According to Sudhakar, banks and other financial institutions file petitions containing 20-30 volumes of documents, and there are also innumerable agreements.
“… the interpretation of these documents is a legal argument… please don’t imagine that NCLT can do some magic by saying admit debt and default… we can’t,” he said in the context of delays in admitting cases under the IBC.
Speaking at a function to mark the eighth foundation day of the Insolvency and Bankruptcy Board of India (IBBI) in the national capital, Sudhakar said whatever the limitations, “we will show you success”.
“If you put a new law in force, isn’t it not required for the ministry to put new members, new judges?… I have been asking again and again, not only to the ministry but also to Parliament, they should give more numbers. No offence, I am telling you a simple thing, give me the numbers, I will give you the result,” Sudhakar said.
India’s G20 Sherpa and former Niti Aayog CEO Amitabh Kant said it must be acknowledged that there are some concernsabout the present functioning of the IBC, indicating a need for a second generation of reforms. “An analysis of IBBI’s own data shows insolvency resolution at the NCLT averaged 716 days in the last fiscal year, up from 654 days in 2022-23. More concerning is the average time taken for admission of cases, which stood at 468 days in financial year 2021 and increased to 650 days in 2022. “I understand an amendment to the Code is under consideration wherein the record of defaults issued by an information utility would be sufficient to substantiate defaults without any further deliberations. This will expedite admission process and bring it in line with the time prescribed in the Code,” Kant said.

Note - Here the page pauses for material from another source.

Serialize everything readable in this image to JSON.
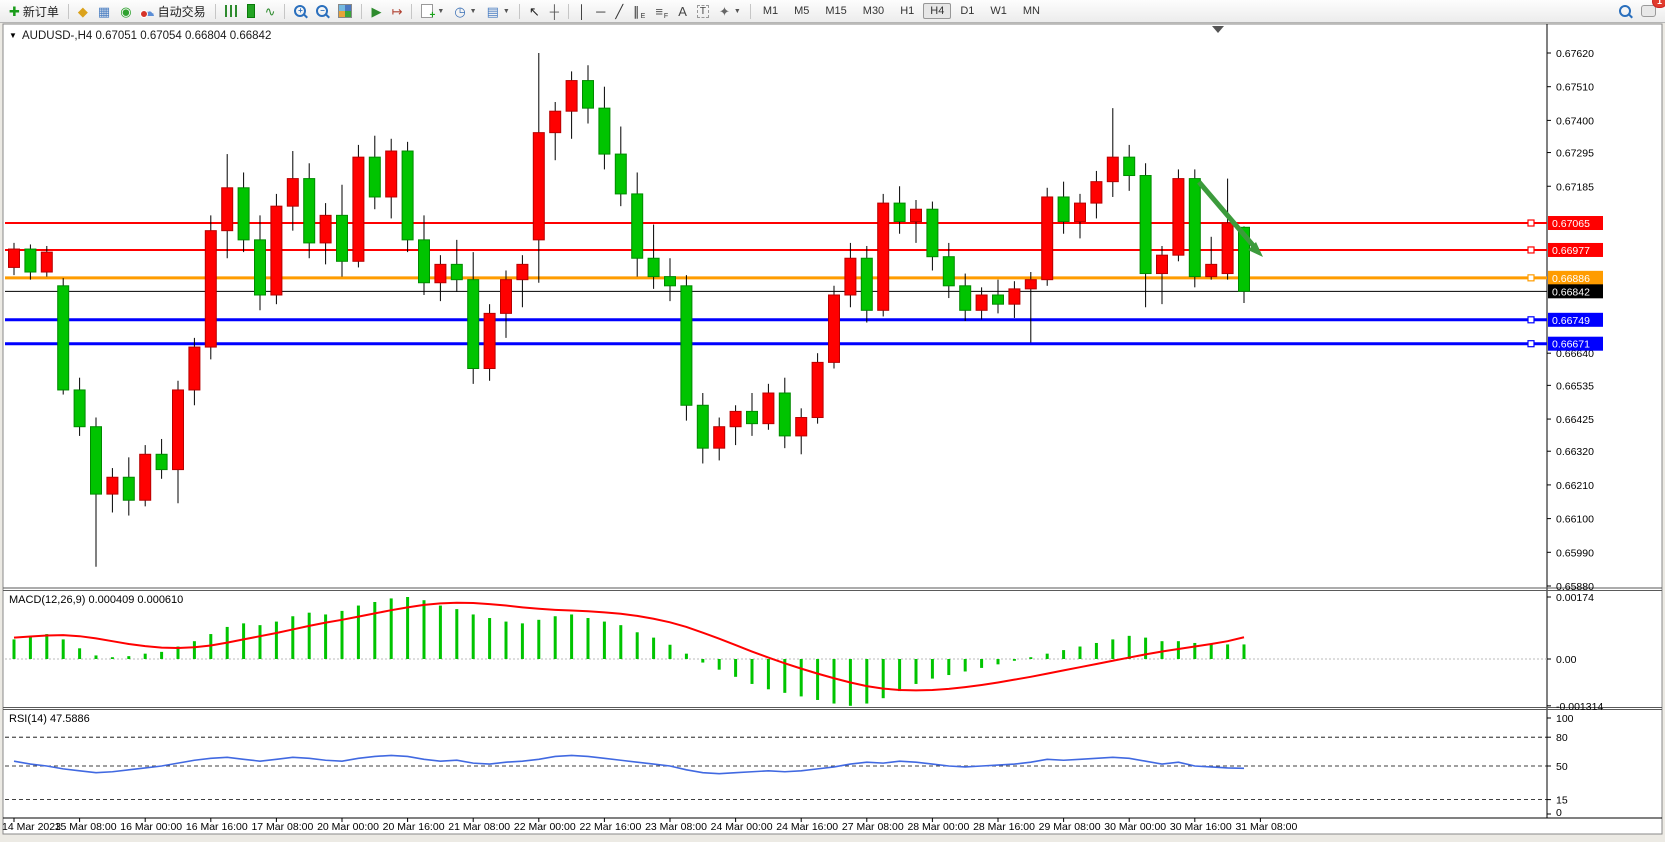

He also called for a model law on cross-border insolvency.
The progress made over the past eight years with respect to the IBC is commendable and in the next phase of the journey, “continuous dialogue, collaboration, and innovation will be essential to strengthening our insolvency framework,” he emphasised.
Chief Economic Advisor V Anantha Nageswaran said a good bankruptcy regime is a backstop during down swings, reducing the need for costly macro prudential interventions.
“A continuously evolving and improving IBC framework is important for India to achieve 7-8 per cent growth rate over the next decade,” he said.
Further, Nageswaran said an orderly resolution framework will deter the volatility of India’s credit cycles.
“In India, IBC acts as a systemic benefit creator through multiple channels. The immediate impact of IBC has been to resolve the twin balance sheet problem of banks and corporates in the second decade of this millennium,” he noted.
While noting that an effective bankruptcy resolution is critical for bond investors to develop confidence in the Indian market, he said currently, the bond market is skewed to the highly rated bonds which account for more than 85 per cent of all issuances.
“To develop a deep and liquid market for the low rated bonds, investor confidence in effective bankruptcy resolution will be crucial. We believe the current IBC regime will therefore facilitate the development of the bond market in India with much wider spread of credit ratings in the years to come,” Nageswaran said.
Lenders have recovered Rs 3.5 lakh crore through resolution of stressed assets under the IBC in the last eight years, IBBI Chairperson Ravi Mital said.